Dasatinib – Indications, and Side Effects

Dasatinib is an anticancer drug.

Dasatinib is used as a first-line treatment for a specific type of chronic myeloid leukemia (CML; a type of cancer of the white blood cells) in patients who no longer benefit from other leukemia medications, such as imatinib (Gleevec), or who are unable to take these medications due to side effects.

How does it work?

Dasatinib inhibits the following kinases at nanomolar concentrations: BCR-ABL, SRC family (SRC, LCK, YES, FYN), c-KIT, EPHA2, and PDGFR. Dasatinib is predicted to bind to multiple conformations of the ABL kinase based on modeling studies. Dasatinib was active in vitro against leukemic cell lines derived from patients with imatinib mesylate-sensitive and -resistant disease. Dasatinib inhibited the growth of BCR-ABL-overexpressing chronic myeloid leukemia (CML) and acute lymphoblastic leukemia (ALL) cell lines. Dasatinib was able to overcome imatinib resistance resulting from BCR-ABL kinase domain mutations, activation of alternative signaling pathways involving SRC family kinases (LYN, HCK), and overexpression of multidrug resistance genes under the conditions of the assays.

Dasatinib Dosage

Adult Dose Typical for Leukemia:

    1. CML in the chronic phase: 100 mg orally once daily
    2. CML, Myeloid or Lymphoid Blast Phase CML, Ph+ ALL: 140 mg orally once daily

Typical Pediatric Leukemia Dosage:

    1. 10 kg to less than 20 kg body weight: 40 mg once daily orally
    2. 20 kg to less than 30 kg body weight: 60 mg once daily orally
    3. 30 kg to less than 45 kg: 70 mg once daily orally
    4. At least 45 kg body weight: 100 mg orally once a day

Administration

Allow the tablets to dissolve completely in your mouth; do not split, chew, or crush them. When handling tablets that have been crushed or broken accidentally, wear latex or nitrile gloves to avoid contact with the medication.

Dasatinib side effects

Dasatinib may cause the following side effects:

  1. Headaches
  2. Symptoms similar to the flu
  3. Mild skin rash
  4. Mouth ulcers
  5. Weakness
  6. Loss of weight
  7. Impaired sensation
  8. Aches and pains in the muscles and joints
  9. Nausea
  10. Vomiting
  11. Stomach ache
  12. Appetite loss
  13. Indigestion

Drug interaction

It is not suggested to combine this medication with any of the following. Your doctor may opt to discontinue treatment with this drug or to alter the doses of other medications you are taking.

  • Bepridil
  • Dronedarone
  • Fluconazole
  • Lefamulin
  • Live Measles Virus Vaccine
  • Mesoridazine
  • Live Mumps Virus Vaccine
  • Nelfinavir
  • Piperaquine
  • Posaconazole
  • Live Rotavirus Vaccine
  • Live Rubella Virus Vaccine
  • Saquinavir
  • Sparfloxacin
  • Terfenadine
  • Thioridazine
  • Live Varicella Virus Vaccine
  • Ziprasidone
  • Live Zoster Vaccine

Precautions/ safety information

  • Inform your doctor or pharmacist before taking dasatinib if you are allergic to it; or if you have any other allergies.
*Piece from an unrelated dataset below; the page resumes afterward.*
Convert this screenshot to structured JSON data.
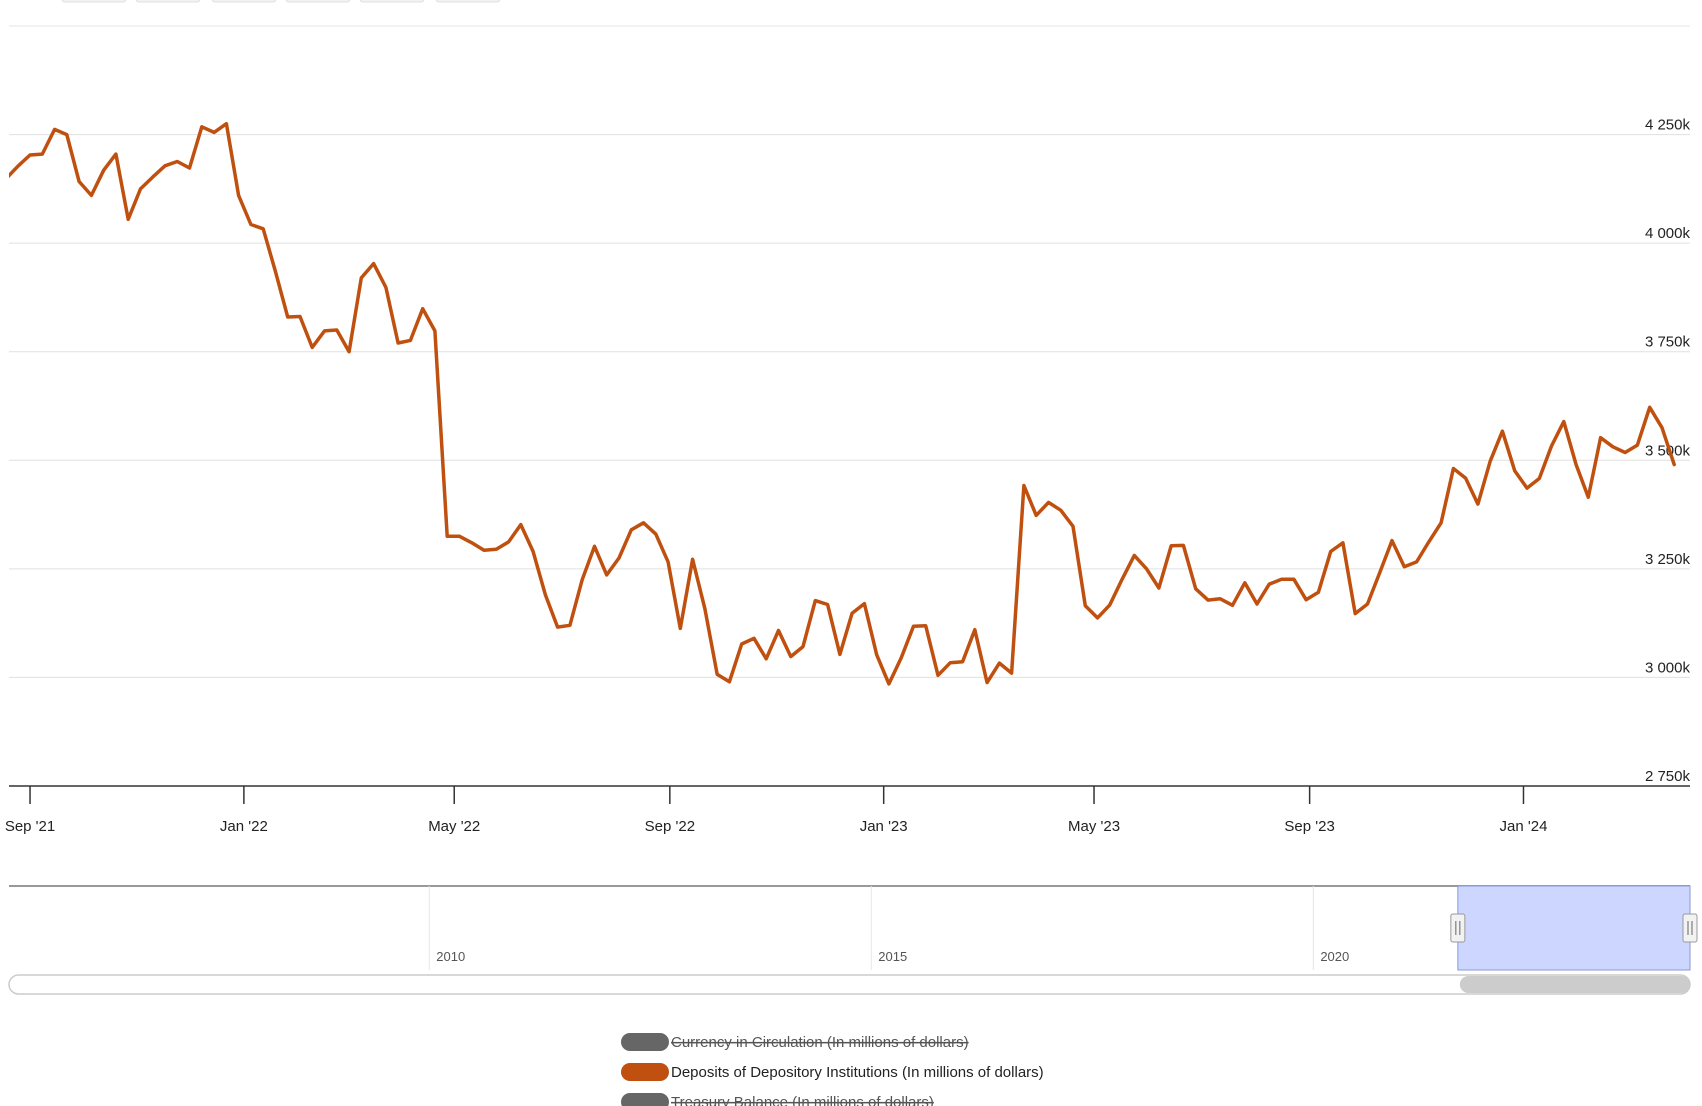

This product may include inactive substances (for example, lactose), which may cause allergic reactions or other complications. Consult your pharmacist for additional information.
  • Inform your doctor or pharmacist of your medical history, particularly of any bleeding issues, current or recent infection, heart problems (such as an irregular heartbeat), or liver problems, prior to using this drug (such as hepatitis B).
  • Dasatinib may produce an abnormal cardiac rhythm (QT prolongation). QT prolongation is uncommon but can result in serious (occasionally fatal) fast/irregular heartbeat and other symptoms (such as severe dizziness, fainting) that require immediate medical intervention.

Storage

Dasatinib tablets should be stored between 68°F and 77°F (20°C and 25°C) at room temperature.

Contraindications

Dasatinib may result in fluid retention, which may manifest as pleural effusion (fluid build-up around your lungs). Consult your physician immediately if you experience decreased urine output, noisy or rattling breathing, difficulties breathing, swelling of the fingers, hands, feet, or lower legs, difficulty breathing, or weight gain.

Pregnancy or lactation

When dasatinib is delivered to a pregnant woman, it may cause fetal damage or death. Females with reproductive potential should avoid pregnancy; educate women about the fetal risk. Dasatinib crosses the placenta and has been detected at quantities comparable to those found in maternal plasma in fetal plasma and amniotic fluid. Congenital abnormalities (e.g., neural tube defects), hydrops fetalis, fetal leukopenia and thrombocytopenia, and adverse pharmacological effects have all been observed in women treated with dasatinib during pregnancy.

Breastfeeding is not suggested during dasatinib therapy or for two weeks following the last dosage due to the possibility of major adverse effects in nursing children. Dasatinib is not known to be excreted in human breast milk.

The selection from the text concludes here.